Marilyn Moss v. Steven Block

289 F.3d 540 | 8th Cir. | 2002

Before LOKEN, BEAM, and RILEY, Circuit Judges.

___________ RILEY, Circuit Judge. In these consolidated appeals, Marilyn Moss appeals the Bankruptcy Appellate Panel’s (BAP’s) affirmance of two bankruptcy court [1] orders: (1) sustaining the trustee’s objection to debtor’s exemptions, and (2) accepting a late-filed complaint. We affirm. Although Moss raises many issues in these consolidated appeals, we conclude that only one merits discussion.

Moss filed her bankruptcy petition in Missouri and the bankruptcy court initially scheduled a meeting of creditors for September 2, 1998, noting the deadline for filing complaints objecting to discharge or dischargeability of debts was November 2. Moss did not appear on September 2, because she claimed to be severely disabled by multiple sclerosis. Two judgment creditors appeared, however, and alleged Moss had engaged in fraudulent and clandestine transfers of property in relation to a prior bankruptcy action she had filed in California. Shortly thereafter, the bankruptcy court entered an order noting that it was troubled by irregularities in the record, and sua sponte extended indefinitely the time for filing complaints. The court’s suspicions were soon confirmed: the purported administrator of Moss’s estate informed the court that Moss had suddenly died and had virtually no remaining assets; yet, she was discovered alive months later and was arrested for fraud in relation to her Missouri bankruptcy.

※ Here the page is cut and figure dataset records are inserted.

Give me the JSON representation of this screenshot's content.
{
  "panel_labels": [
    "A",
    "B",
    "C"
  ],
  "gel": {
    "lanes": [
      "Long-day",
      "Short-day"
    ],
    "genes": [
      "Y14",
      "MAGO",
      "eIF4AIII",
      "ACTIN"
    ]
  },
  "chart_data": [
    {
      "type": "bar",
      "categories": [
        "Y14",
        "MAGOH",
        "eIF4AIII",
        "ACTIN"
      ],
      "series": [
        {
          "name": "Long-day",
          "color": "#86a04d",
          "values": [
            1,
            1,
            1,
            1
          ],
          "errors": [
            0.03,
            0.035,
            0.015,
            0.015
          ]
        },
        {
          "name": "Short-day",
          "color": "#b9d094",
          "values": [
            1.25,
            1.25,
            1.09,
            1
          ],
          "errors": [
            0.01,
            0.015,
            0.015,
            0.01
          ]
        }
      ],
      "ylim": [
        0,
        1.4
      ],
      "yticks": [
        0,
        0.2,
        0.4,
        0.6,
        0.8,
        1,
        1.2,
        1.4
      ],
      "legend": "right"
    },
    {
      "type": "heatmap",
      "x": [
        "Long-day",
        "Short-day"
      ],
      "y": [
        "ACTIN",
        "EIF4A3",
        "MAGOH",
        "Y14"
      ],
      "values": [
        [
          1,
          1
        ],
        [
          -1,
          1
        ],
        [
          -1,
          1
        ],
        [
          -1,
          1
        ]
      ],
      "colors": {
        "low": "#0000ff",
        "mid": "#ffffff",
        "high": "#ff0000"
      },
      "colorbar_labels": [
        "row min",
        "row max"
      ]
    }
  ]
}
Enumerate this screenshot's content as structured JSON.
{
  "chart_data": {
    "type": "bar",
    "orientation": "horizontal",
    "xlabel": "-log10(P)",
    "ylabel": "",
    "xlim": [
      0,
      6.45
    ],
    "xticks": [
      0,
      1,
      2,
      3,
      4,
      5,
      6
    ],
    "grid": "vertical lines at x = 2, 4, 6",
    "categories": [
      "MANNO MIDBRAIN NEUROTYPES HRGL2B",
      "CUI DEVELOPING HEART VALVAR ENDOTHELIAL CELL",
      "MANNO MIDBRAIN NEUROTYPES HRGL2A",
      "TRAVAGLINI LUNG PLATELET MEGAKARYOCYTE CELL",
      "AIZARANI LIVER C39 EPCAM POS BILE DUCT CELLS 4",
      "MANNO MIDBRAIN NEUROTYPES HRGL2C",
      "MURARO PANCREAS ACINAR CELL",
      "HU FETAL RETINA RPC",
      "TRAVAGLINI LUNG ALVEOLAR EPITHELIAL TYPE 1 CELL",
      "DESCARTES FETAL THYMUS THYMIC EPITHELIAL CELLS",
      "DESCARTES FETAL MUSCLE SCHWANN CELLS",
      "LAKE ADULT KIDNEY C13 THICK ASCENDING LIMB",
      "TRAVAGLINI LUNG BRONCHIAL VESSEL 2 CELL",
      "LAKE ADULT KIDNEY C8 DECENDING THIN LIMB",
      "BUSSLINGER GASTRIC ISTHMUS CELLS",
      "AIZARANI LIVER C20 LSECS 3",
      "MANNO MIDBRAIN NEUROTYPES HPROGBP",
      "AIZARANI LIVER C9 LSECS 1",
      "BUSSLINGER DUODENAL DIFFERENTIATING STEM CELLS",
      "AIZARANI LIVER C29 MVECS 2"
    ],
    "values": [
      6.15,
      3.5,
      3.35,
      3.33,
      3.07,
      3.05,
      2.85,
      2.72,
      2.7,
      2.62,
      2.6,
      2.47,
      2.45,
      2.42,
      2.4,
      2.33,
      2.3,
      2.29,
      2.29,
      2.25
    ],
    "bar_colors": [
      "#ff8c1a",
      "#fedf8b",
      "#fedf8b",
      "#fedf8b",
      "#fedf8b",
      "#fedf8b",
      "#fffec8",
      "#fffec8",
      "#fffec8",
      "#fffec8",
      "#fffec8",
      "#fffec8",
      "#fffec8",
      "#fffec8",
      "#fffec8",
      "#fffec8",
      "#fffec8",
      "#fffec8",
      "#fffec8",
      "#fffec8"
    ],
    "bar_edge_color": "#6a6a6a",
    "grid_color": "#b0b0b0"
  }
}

The trustee filed a complaint objecting to Moss’s discharge on April 7, 2000, well after the original deadline, November 2, 1998. Moss argued in her response to the complaint that the bankruptcy court lacked power sua sponte to extend the time for filing complaints, and thus, the complaint was untimely. After trial, the bankruptcy court entered judgment for the trustee and denied Moss her discharge. The bankruptcy court found the prior sua sponte, indefinite extension of time for filing complaints erroneous under Federal Rules of Bankruptcy Procedure 4004(a)-(b) (complaints to discharge “shall be filed no later than 60 days after the first date set for the meeting of creditors”; court may for cause grant extension of time “[o]n motion of any party in interest, after hearing on notice”) and 9006(b)(3) (court may enlarge time under Rule 4004(a) “only to the extent and under the conditions stated in [the rule]”). The court thus set aside the extension order as clearly erroneous; however, the court found the time limits non-jurisdictional and invoked 11 U.S.C. § 105(a) (court may issue any order necessary or appropriate to carry out provisions of Title 11; no provision shall be construed to preclude the court from taking any action to enforce court orders or rules, or to prevent abuse of process) to “correct” the bankruptcy court’s mistake and deem the complaint timely filed, in order to avoid unjustly penalizing the trustee for relying on the extension order. The BAP affirmed the bankruptcy court’s decision.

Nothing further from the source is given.